Des -ismes de toute sorte qui émaillèrent le XXe siècle littéraire et artistique, l’unanimisme ne fut certes pas le plus tapageur.
Prôné notamment par Jules Romains et Georges Duhamel sous l’influence de Zola et des théories sociologiques de Gustave Le Bon (dont la Psychologie des foules devait faire entrer la notion de masses en littérature), il entendait faire le roman des groupes sociaux et n’aborder les individus que par le biais de leur appartenance à telle ou telle catégorie. Pourquoi pas ? Au moins, ça ne gêne pas la lecture : ainsi, ne saurait-on pas que Prétextat, paru en 1925, émargeait à ce courant éphémère, qu’on ne prendrait pas moins de plaisir à sa réédition.
Car c’est bien et avant tout de plaisir qu’il est ici question. Inspiré d’une mésaventure survenue au propre père de Pierre Bost, ce court roman sans grand drame se lit comme l’un de ces purs bijoux de style et de légèreté dont la littérature française contemporaine semble avoir décidément perdu la recette. Aussi porte-t-il bien son prénom, ce Prétextat Hauchecorne, gargotier alcoolique et normand, ruminant sa vengeance à l’encontre d’un groupe de vacanciers qui – les malheureux – ont préféré cette année louer des villas plutôt que de séjourner chez lui. En effet, tout ici n’est au fond que prétexte et si l’on aura pu craindre un instant pour les Parisiens un destin à la Pierre Jourde, fourches à l’appui, il n’en sera finalement rien, la revanche du brutal s’avérant même plutôt fine et d’assez bonne guerre. L’intérêt du roman sera donc à chercher ailleurs mais, alors, partout ailleurs et d’abord dans l’évocation de deux groupes sociaux que tout oppose. D’un côté cette petite coterie de Parisiens, bourgeois assez aisés pour s’offrir deux mois de villégiature à la mer, avec automobiles et personnel de maison. De l’autre, ces Normands méfiants, à la fois finauds et mal dégrossis, sortis tout droit de la maison Maupassant. On n’est d’ailleurs pas sommé de choisir son camp : autant les seconds sont d’authentiques rustauds sans circonstances atténuantes, autant les premiers sont ridicules, figures en carton-pâte amidonnées de lieux communs que croque Pierre Bost avec une réjouissante ironie, du bellâtre Dragoïlo Mimitch à Mademoiselle de Vinci, descendante « authentique » de Léonard et aux carnassières jumelles Phonar dont leur mère « (…) se demandait parfois si ces deux filles étaient bien à elle, d’autant plus que l’absence de son collaborateur d’alors (absence qui menaçait de se prolonger, M. Phonar étant mort depuis dix ans), lui ôtait le seul moyen de s’assurer rétrospectivement qu’elle fût bien la mère de ses filles ».

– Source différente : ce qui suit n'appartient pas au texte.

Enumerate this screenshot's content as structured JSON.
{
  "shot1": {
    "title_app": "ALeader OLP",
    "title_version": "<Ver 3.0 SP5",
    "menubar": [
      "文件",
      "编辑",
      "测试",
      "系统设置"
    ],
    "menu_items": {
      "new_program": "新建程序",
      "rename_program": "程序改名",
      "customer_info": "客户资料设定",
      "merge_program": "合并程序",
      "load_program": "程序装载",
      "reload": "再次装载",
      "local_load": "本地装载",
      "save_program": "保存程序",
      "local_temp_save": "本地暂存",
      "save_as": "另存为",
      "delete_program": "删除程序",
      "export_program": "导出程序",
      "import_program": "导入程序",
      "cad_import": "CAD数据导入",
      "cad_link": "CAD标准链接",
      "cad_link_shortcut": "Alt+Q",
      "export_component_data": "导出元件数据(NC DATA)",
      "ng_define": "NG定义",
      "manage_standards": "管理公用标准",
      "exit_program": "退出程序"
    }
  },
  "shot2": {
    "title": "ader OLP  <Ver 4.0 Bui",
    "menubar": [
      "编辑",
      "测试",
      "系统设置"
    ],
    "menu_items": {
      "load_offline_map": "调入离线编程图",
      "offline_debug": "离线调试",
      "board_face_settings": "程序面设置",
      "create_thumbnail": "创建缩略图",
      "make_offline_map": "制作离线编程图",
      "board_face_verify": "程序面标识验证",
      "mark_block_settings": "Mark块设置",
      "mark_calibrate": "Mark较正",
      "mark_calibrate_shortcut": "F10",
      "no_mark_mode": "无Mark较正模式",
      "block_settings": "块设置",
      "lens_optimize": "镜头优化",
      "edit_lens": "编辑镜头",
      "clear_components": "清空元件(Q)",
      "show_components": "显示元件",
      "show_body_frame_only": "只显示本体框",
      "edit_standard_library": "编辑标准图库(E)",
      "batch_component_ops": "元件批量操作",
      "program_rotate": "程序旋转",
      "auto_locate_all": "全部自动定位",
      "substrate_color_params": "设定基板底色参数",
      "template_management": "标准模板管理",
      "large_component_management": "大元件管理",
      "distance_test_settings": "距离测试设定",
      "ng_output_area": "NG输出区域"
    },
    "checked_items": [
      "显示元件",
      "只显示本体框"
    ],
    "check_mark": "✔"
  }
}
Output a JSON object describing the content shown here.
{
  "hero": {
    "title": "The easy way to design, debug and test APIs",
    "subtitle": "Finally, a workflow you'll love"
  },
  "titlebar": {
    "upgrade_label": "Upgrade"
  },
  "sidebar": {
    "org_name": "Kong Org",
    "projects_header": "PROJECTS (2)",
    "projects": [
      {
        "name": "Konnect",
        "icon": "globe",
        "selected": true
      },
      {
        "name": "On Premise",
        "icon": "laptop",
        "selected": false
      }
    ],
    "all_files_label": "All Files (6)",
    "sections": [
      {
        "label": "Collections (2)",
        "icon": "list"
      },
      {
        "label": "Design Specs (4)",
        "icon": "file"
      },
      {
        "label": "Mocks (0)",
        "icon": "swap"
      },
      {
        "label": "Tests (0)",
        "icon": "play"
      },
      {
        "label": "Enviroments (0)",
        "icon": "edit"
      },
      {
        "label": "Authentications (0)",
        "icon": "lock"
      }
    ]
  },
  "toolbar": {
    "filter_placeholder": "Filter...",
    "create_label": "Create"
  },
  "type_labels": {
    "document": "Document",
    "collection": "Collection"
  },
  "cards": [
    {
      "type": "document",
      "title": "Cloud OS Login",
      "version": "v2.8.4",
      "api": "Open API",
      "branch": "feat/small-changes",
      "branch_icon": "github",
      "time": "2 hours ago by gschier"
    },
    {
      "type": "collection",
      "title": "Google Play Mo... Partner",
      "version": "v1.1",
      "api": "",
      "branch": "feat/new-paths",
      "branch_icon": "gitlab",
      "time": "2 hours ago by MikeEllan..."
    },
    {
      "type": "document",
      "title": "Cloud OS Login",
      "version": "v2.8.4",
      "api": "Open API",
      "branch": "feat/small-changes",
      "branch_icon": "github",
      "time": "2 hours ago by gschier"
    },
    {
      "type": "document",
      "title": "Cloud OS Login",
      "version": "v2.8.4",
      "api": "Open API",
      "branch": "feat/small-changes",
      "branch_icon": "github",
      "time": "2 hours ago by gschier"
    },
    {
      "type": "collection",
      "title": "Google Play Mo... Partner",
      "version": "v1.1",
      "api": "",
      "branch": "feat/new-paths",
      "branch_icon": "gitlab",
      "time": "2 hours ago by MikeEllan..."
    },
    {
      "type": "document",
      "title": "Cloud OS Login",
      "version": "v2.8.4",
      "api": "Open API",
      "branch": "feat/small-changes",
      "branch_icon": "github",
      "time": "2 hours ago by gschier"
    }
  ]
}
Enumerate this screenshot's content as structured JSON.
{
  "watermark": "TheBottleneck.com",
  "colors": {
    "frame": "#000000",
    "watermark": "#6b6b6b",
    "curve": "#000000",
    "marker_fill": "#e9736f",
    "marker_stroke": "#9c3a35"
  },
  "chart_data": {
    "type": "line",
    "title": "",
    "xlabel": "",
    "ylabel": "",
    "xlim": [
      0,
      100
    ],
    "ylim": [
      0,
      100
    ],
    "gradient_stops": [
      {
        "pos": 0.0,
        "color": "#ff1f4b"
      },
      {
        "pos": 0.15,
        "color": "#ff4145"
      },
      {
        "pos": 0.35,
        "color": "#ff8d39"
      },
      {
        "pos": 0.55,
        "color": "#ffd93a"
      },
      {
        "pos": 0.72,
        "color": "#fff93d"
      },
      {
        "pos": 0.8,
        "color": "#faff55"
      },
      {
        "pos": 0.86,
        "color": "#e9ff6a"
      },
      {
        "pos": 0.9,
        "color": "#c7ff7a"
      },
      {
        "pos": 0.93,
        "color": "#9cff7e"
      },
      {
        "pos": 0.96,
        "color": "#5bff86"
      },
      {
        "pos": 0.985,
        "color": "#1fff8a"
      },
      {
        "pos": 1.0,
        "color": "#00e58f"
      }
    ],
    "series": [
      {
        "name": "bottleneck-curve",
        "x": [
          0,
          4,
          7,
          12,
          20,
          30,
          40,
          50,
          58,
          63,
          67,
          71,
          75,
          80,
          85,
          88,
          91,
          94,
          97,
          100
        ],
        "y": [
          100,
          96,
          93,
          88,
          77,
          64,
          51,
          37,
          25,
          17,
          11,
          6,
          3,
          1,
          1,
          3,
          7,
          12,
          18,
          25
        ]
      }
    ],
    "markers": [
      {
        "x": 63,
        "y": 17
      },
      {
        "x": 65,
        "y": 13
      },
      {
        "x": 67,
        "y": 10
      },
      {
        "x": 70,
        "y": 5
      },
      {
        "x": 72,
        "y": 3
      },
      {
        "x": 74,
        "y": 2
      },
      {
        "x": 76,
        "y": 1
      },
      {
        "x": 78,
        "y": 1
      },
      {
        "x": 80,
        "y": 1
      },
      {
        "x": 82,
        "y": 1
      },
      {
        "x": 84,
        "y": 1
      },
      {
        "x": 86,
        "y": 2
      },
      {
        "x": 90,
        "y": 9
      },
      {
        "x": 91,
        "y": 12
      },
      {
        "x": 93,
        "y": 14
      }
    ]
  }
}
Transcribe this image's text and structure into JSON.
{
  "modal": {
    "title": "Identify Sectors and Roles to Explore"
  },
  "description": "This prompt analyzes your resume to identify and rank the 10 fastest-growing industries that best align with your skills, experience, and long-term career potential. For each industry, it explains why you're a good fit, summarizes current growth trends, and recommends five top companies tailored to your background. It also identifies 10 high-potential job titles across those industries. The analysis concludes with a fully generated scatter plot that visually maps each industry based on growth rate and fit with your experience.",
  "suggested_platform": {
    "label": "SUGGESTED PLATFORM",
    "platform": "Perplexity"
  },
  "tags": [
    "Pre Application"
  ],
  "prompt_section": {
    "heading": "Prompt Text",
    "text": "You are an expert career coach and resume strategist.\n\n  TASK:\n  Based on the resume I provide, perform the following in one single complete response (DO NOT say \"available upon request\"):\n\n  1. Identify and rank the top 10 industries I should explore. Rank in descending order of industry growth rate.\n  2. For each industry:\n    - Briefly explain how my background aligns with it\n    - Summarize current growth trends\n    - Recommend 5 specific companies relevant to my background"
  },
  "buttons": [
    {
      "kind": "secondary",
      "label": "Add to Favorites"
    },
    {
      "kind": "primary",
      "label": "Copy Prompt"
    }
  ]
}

S’il existe une opposition réelle, elle est bien plutôt à chercher entre la nature, si belle, et les hommes, qui l’habitent si mal. Le roman s’ouvre sur une évocation de l’été normand d’un lyrisme en tout point digne des guides Odé, où ne manque pas même le pin isolé dont « (…) le tronc rouge coupait les verts innombrables et la tête argentée de l’arbre faisait sur toute la campagne entendre ce bruit de l’air dans les pins pour lequel fut inventé le mot murmure ». Ce souci permanent du mot juste sous l’apparente désinvolture fait de chaque ligne de Prétextat une boîte à jolie surprise et confirme Pierre Bost, s’il le fallait encore, comme une recrue de choix parmi les chevau-légers d’un style qu’on rêve inimitablement français. Une sorte de Dufy des lettres, en somme, avec ici quelque chose aussi qui annonce un Jacques Rozier – ce dont le grand scénariste de cinéma qu’il fut après avoir été romancier (La traversée de Paris, Le Diable au corps, Le juge et l’assassin…) ne saurait s’offusquer, sans doute.
Quant aux gens de La Thébaïde, qu’on ne saurait assez remercier de nous restituer titre après titre des perles d’une aussi belle eau, on aimerait seulement qu’ils portent un peu plus d’attention à leur écrin et fassent enfin des maquettes un peu moins moches. Après tout, c’est aussi leur métier.